Gunnery Sgt. Christopher Mulcahy, a combat marksmanship trainer instructor with Marine Light Attack Helicopter Training Squadron 303, fires an M134 GAU-17 Minigun during an aerial gunnery shoot at Marine Corps Base Camp Pendleton, California, Dec. 17. Marines with HMLAT-303 flew a formation flight and conducted an aerial gunnery to shoot give students the opportunity to refine basic skills needed to operate in the Fleet Marine Force.

Photo by Sgt. Lillian Stephens

Students take wheel: HMLAT-303 Marines train pilots, crew chiefs

23 Dec 2015 | Sgt. Lillian Stephens 3rd Marine Aircraft Wing

Marines with Marine Light Attack Helicopter Training Squadron 303 conducted a formation flight, confined area landings and an aerial gunnery shoot at Marine Corps Base Camp Pendleton, California, Dec 17.

Marines with HMLAT-303 flew two UH-1Y Hueys to training areas at Camp Pendleton, requiring the students to communicate effectively and relay information about aircraft proximity and weapon commands.

According to Capt. Peter Marbach, a Huey pilot instructor, an airframes officer -in -charge with HMLAT-303 and a Stafford, Virginia native, the squadron trains pilots and crew chiefs with the basic skills needed to graduate and join the Fleet Marine Force. 

“We’re strictly a training squadron,” said Marbach. “This is their intro on how to do these maneuvers in this specific aircraft before they move down the line into the other squadrons, where they will be operating more tactically.”

These flights enabled the students to gain experience in their military occupational specialties with an instructor’s supervision.

“We trained on different types of turns and maneuvers that we would have to use in a combat situation,” said Lance Cpl. Daniel Rios, a crew chief student with HMLAT-303 and a Los Angeles native. “The gun run was just practice in case we run into a combat situation we’d be more effective with the weapons.”

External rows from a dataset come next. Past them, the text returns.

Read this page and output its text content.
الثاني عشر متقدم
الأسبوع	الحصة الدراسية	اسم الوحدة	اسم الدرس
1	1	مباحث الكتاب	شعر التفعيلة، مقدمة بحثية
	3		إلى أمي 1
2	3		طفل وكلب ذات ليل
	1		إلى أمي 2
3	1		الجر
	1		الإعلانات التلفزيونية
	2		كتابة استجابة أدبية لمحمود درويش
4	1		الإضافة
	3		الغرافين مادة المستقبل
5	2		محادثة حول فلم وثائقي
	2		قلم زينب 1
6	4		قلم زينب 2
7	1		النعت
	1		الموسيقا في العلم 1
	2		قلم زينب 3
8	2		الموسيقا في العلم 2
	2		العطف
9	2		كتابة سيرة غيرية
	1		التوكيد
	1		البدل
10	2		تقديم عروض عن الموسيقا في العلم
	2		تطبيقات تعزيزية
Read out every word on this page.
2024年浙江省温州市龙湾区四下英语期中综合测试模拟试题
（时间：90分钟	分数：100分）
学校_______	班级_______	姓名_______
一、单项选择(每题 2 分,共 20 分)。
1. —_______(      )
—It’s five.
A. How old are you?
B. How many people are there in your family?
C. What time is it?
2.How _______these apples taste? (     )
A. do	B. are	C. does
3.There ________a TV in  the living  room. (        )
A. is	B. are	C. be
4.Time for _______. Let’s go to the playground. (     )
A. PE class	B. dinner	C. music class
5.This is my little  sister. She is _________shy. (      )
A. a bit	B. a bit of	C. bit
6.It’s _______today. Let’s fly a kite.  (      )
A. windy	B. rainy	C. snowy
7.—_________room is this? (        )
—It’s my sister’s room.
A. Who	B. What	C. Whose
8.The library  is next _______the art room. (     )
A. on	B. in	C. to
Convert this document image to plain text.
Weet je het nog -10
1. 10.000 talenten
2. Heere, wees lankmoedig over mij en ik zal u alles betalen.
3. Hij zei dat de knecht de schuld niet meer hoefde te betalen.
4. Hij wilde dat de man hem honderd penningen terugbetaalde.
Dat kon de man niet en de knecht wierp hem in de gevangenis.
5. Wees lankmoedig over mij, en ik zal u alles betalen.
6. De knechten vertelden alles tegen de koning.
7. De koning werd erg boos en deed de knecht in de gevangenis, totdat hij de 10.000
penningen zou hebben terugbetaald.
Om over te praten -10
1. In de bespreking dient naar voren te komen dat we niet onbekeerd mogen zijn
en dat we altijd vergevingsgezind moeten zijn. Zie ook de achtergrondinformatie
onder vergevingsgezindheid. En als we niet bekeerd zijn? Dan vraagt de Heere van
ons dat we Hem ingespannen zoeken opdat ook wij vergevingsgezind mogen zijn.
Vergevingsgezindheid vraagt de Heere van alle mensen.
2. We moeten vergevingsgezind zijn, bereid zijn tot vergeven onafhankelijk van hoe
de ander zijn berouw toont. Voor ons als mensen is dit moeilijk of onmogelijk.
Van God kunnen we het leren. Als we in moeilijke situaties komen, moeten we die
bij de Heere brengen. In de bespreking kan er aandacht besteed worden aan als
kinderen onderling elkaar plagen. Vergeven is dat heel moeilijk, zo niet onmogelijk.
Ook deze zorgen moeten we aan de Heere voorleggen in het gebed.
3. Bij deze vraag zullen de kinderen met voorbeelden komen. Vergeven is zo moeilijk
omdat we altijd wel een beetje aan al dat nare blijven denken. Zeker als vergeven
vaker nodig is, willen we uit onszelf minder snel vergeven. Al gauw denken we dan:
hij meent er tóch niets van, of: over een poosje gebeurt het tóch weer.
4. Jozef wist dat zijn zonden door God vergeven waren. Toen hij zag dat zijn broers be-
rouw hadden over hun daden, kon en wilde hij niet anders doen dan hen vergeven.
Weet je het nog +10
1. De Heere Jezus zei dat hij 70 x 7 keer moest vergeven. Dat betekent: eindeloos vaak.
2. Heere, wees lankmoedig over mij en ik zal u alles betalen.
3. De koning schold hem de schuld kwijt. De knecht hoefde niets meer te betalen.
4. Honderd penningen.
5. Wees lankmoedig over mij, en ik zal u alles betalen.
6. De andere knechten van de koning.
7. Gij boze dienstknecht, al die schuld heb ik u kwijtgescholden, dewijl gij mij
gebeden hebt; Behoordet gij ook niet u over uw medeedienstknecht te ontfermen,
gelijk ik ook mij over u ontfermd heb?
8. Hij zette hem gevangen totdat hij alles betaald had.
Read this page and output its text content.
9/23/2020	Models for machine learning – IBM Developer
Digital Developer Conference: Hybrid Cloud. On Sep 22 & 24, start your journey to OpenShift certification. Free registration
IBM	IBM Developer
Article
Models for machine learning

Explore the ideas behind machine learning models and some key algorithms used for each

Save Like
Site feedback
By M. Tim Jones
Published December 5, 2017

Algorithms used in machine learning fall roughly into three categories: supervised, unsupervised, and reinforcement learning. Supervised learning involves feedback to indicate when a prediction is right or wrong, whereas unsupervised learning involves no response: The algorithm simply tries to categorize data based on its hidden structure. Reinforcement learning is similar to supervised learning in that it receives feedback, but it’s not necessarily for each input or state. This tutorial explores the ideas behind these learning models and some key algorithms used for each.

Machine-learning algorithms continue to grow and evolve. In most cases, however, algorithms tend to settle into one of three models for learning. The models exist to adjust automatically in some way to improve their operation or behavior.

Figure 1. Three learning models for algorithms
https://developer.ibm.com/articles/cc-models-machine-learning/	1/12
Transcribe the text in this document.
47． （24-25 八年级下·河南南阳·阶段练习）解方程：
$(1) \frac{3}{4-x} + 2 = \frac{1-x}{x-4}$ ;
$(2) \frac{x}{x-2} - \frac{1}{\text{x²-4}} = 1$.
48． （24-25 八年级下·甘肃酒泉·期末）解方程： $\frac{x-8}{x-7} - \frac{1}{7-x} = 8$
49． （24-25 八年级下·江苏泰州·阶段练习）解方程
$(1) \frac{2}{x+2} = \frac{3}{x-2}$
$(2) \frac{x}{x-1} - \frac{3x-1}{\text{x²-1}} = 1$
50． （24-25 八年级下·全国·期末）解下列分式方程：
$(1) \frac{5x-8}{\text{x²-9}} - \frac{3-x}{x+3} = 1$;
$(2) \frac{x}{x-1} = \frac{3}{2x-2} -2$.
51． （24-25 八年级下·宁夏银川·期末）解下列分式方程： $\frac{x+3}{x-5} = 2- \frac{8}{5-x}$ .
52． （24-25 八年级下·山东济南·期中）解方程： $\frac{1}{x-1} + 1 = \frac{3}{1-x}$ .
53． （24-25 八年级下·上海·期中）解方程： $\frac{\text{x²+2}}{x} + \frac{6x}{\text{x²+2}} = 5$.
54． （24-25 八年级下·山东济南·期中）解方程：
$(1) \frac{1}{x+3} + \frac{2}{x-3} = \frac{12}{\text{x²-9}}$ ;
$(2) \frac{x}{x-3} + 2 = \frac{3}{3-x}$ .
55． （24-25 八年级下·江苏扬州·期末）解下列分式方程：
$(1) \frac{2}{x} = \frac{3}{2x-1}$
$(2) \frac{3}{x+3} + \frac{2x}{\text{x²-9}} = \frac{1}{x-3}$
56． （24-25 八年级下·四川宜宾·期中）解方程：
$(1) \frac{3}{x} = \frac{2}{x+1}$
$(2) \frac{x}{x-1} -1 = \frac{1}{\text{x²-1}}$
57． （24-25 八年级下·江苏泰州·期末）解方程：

The pilots have a limited field of vision in the cockpit and the crew chiefs on either side of the helicopter act as eyes, communicating the proximity and direction of any visible aircraft, said Rios.
“[I have] to make sure that the pilots always know everything that they can’t see,” said Rios, “continuously talk to them about where they’re at and … guide them down to the ground and to make sure that we can land in an area that’s clear and safe for the helicopter.”

According to Marbach, it’s also important for pilots to fly the aircraft in a way that enables the aircraft’s gunner to shoot targets.

“Putting the aircraft into position allows the gun to shoot the target inside the limitations we have,” said Marbach. “At some point you get cut off just because the limits of the gun won’t allow you. Flying in formation or flying the correct profiles allows us to put the aircraft in a way that allows the gunners to actually shoot the target.”

Rios said the formation flight, section CALs and gun shoot was only one of the several flights he would have to complete before graduating from the squadron.

“We have about 16 different types of training flights and each one involves an ‘x,’” said Rios. “An ‘x’ for that flight that means you passed your flight and you’re qualified to do it.”

All this training equips the students with basic knowledge, skills and experience required for them to succeed in other helicopter squadrons, said Marbach.

“A solid foundation with the basics allows them to do more advanced stuff in the fleet,” said Marbach. “When they’re flying, they can focus more on the advanced tactics rather than the basics so that when they get out in the fleet, they’re better prepared.”